We were doing video long before pocket-sized productions. My first Adobe Premiere file rendered in 1998. Back then, you couldn't get decent video with purse-sized cameras but the same storyboarding techniques work today that we taught to aspiring film makers then. Remarkably, we teach HD digital video production techniques now and my students can edit, render and upload while having a cup of coffee in the canteen. We used a separate editing suite with ISDN cabling to complete the task 10 years ago. Our ISDN bill ran more than 10,000 Irish pounds annually. I get hundreds of times the speed for one-tenth the cost today.

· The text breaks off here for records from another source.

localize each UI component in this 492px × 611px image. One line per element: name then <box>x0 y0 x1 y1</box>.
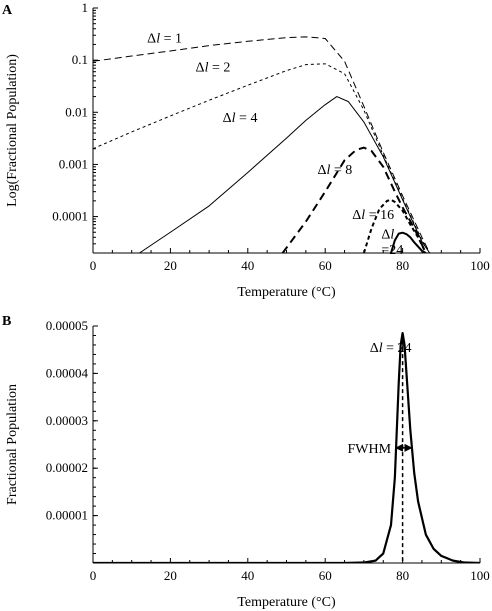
delta-symbol: Δ <box>381 227 390 242</box>
x-tick-label: 80 <box>396 568 409 583</box>
delta-symbol: Δ <box>352 208 361 223</box>
x-tick-label: 40 <box>241 568 254 583</box>
series-group <box>93 36 431 253</box>
x-tick-label: 100 <box>470 568 490 583</box>
delta-symbol: Δ <box>223 111 232 126</box>
y-tick-label: 0.01 <box>65 104 88 119</box>
x-axis-title: Temperature (°C) <box>237 595 336 610</box>
curve-label: Δl = 2 <box>196 61 231 76</box>
panel-letter-a: A <box>2 3 13 18</box>
delta-symbol: Δ <box>196 61 205 76</box>
variable-l: l <box>205 61 209 76</box>
variable-l: l <box>379 341 383 356</box>
series-line-5 <box>362 198 427 253</box>
series-group <box>93 332 480 563</box>
label-value: = 16 <box>365 208 394 223</box>
curve-label: Δl <box>381 227 394 242</box>
series-line-6 <box>390 231 427 253</box>
y-tick-label: 0.00004 <box>46 365 89 380</box>
x-tick-label: 40 <box>241 258 254 273</box>
curve-label: Δl = 8 <box>317 163 352 178</box>
y-tick-label: 0.001 <box>59 156 88 171</box>
y-tick-label: 0.00005 <box>46 318 88 333</box>
x-tick-label: 60 <box>319 568 332 583</box>
label-value: = 4 <box>236 111 258 126</box>
panel-letter-b: B <box>2 314 11 329</box>
variable-l: l <box>156 31 160 46</box>
y-tick-label: 0.0001 <box>52 209 88 224</box>
label-value: =24 <box>381 243 403 258</box>
y-tick-label: 0.1 <box>72 52 88 67</box>
y-tick-label: 0.00001 <box>46 508 88 523</box>
chart-panel-b: 0 20 40 60 80 100 0.00001 0.00002 0.00003 0.00004… <box>5 318 490 610</box>
series-line-4 <box>281 146 427 253</box>
fwhm-label: FWHM <box>347 442 391 457</box>
curve-label: =24 <box>381 243 403 258</box>
variable-l: l <box>361 208 365 223</box>
y-tick-label: 1 <box>82 0 89 15</box>
curve-label: Δl = 24 <box>370 341 412 356</box>
label-value: = 1 <box>160 31 182 46</box>
variable-l: l <box>390 227 394 242</box>
x-tick-label: 100 <box>470 258 490 273</box>
y-axis-title: Fractional Population <box>5 384 20 505</box>
delta-symbol: Δ <box>317 163 326 178</box>
series-line-2 <box>93 63 431 253</box>
series-line-1 <box>93 36 431 253</box>
variable-l: l <box>326 163 330 178</box>
label-value: = 2 <box>208 61 230 76</box>
label-value: = 24 <box>383 341 412 356</box>
x-axis-title: Temperature (°C) <box>237 285 336 300</box>
delta-symbol: Δ <box>370 341 379 356</box>
label-value: = 8 <box>330 163 352 178</box>
y-tick-label: 0.00002 <box>46 460 88 475</box>
variable-l: l <box>232 111 236 126</box>
curve-label: Δl = 1 <box>147 31 182 46</box>
x-tick-label: 60 <box>319 258 332 273</box>
x-tick-label: 20 <box>164 568 177 583</box>
chart-panel-a: 0 20 40 60 80 100 1 0.1 0.01 0.001 0.0001 Temperatu… <box>5 0 490 300</box>
x-tick-label: 0 <box>90 258 97 273</box>
y-axis-title: Log(Fractional Population) <box>5 54 20 207</box>
curve-label: Δl = 16 <box>352 208 394 223</box>
x-tick-label: 0 <box>90 568 97 583</box>
x-tick-label: 20 <box>164 258 177 273</box>
series-line-1 <box>93 332 480 563</box>
y-tick-label: 0.00003 <box>46 413 88 428</box>
curve-label: Δl = 4 <box>223 111 258 126</box>
delta-symbol: Δ <box>147 31 156 46</box>
x-tick-label: 80 <box>396 258 409 273</box>
series-line-3 <box>139 96 431 253</box>
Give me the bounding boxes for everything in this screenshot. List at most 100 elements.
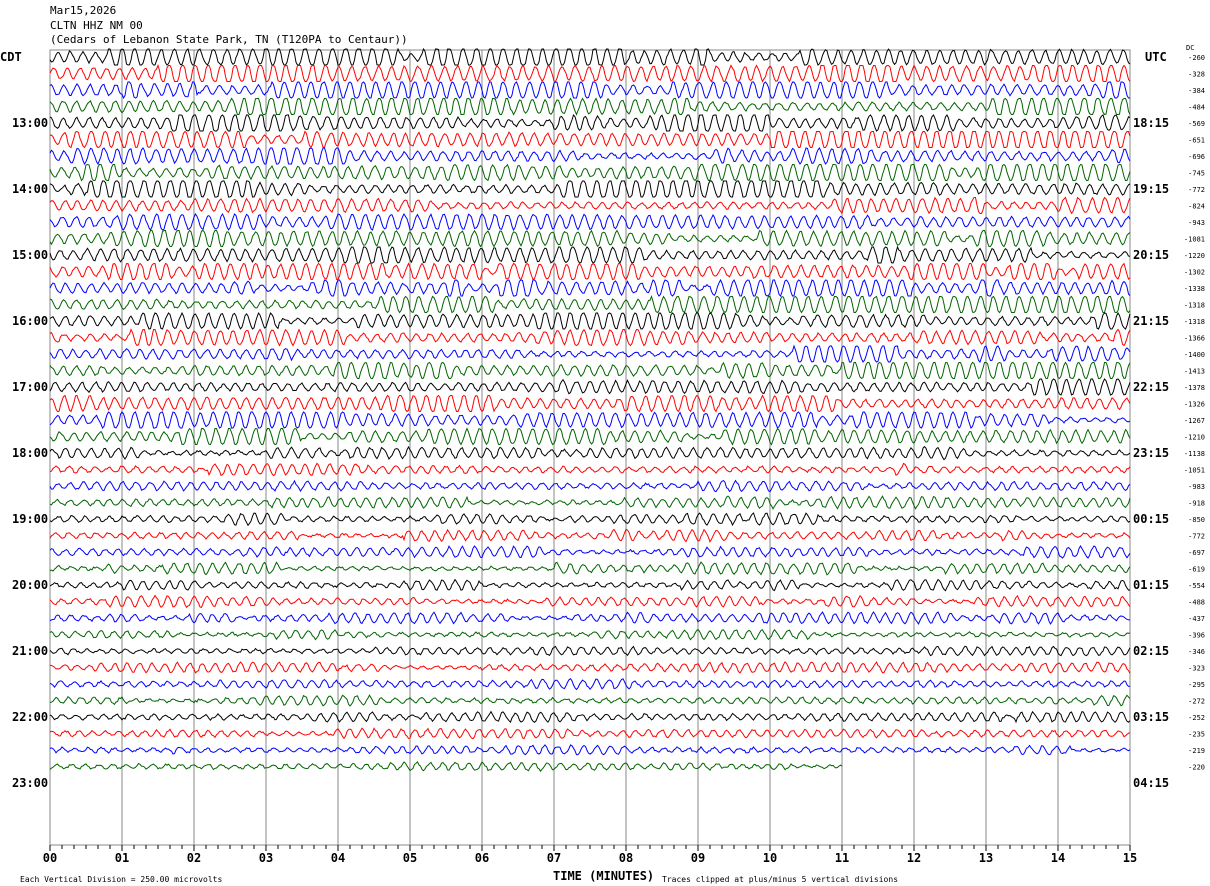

Watching the phone network collapse. My single Y2K snafu was standing at an ATM in Wesport, County Mayo and withdrawing a fortnight's wages just before midnight, then watching the Digifone network collapse because too many people were texting and ringing in the new millenium. The year 2000 marked one of the last years I bought a disposable camera. I was looking at some rather expensive Kodak digital cameras by late 2000.
Terrorism. One week after the World Trade Center fell, I started blogging. I still think most of the activities around anti-terrorism centre on the theatre of the moment, not on setting a foundation for secure travel in the free world.
Bursting Bubbles. I slid into an academic teaching position just before all the dot-com adventures started deflating. I'm in some Facebook and LinkedIn groups with a few of the people I knew who worked at Rondomondo. Like them, I wonder how different things might have been if a content channel had actually been developed by eircom. The creatives were perfectly positioned to deliver a triple play for the dominant telco but it seemed a low priority was placed on actually developing short form content for the masses.
Chinese before the French. It's a reflection of globalisation to realise that Tipperary Institute, a small third level in southeast Ireland where I teach, had several Chinese students complete two years of study before the first Erasmus students came to the campus. International students keep me honest.
Mobile has made my life better. Getting people to understand the value of snappy content has helped reduce my e-mail burden. Most of my friends know I handle important daily tasks on my mobile phone because I've been doing that since the Nokia 9000 Communicator. I used to pay a lot of money when dialing out on the phone to a data modem to download mail from Ireland On-Line. With each passing year, those costs dropped dramatically and now I get mail pushed for a flat fee every month. And a few years ago, my American friends started seeing the joy of text as well. Only recently, American cellular services started selling proper data connectivity on phones and that has helped collapse the eight time zones that separate me from important family members because we can communicate effortlessly and often at no cost.
Free gadgets. One of the primary motivations for keeping a blog for the past eight years revolves around the gadgets I can get to test. Some of my readers offer their old gear for low prices. I've doubled the number of Nokia E90s in my home, thanks to a former Lehman Brothers analyst who kicked her phone to Ireland when she packed out her desk in a banker's box.
I often wonder what I'll cite as high points of the next decade because I think I'm headed into a new realm of exploring a world through the eyes of a primary school student and that will mark a significant change in my horizons.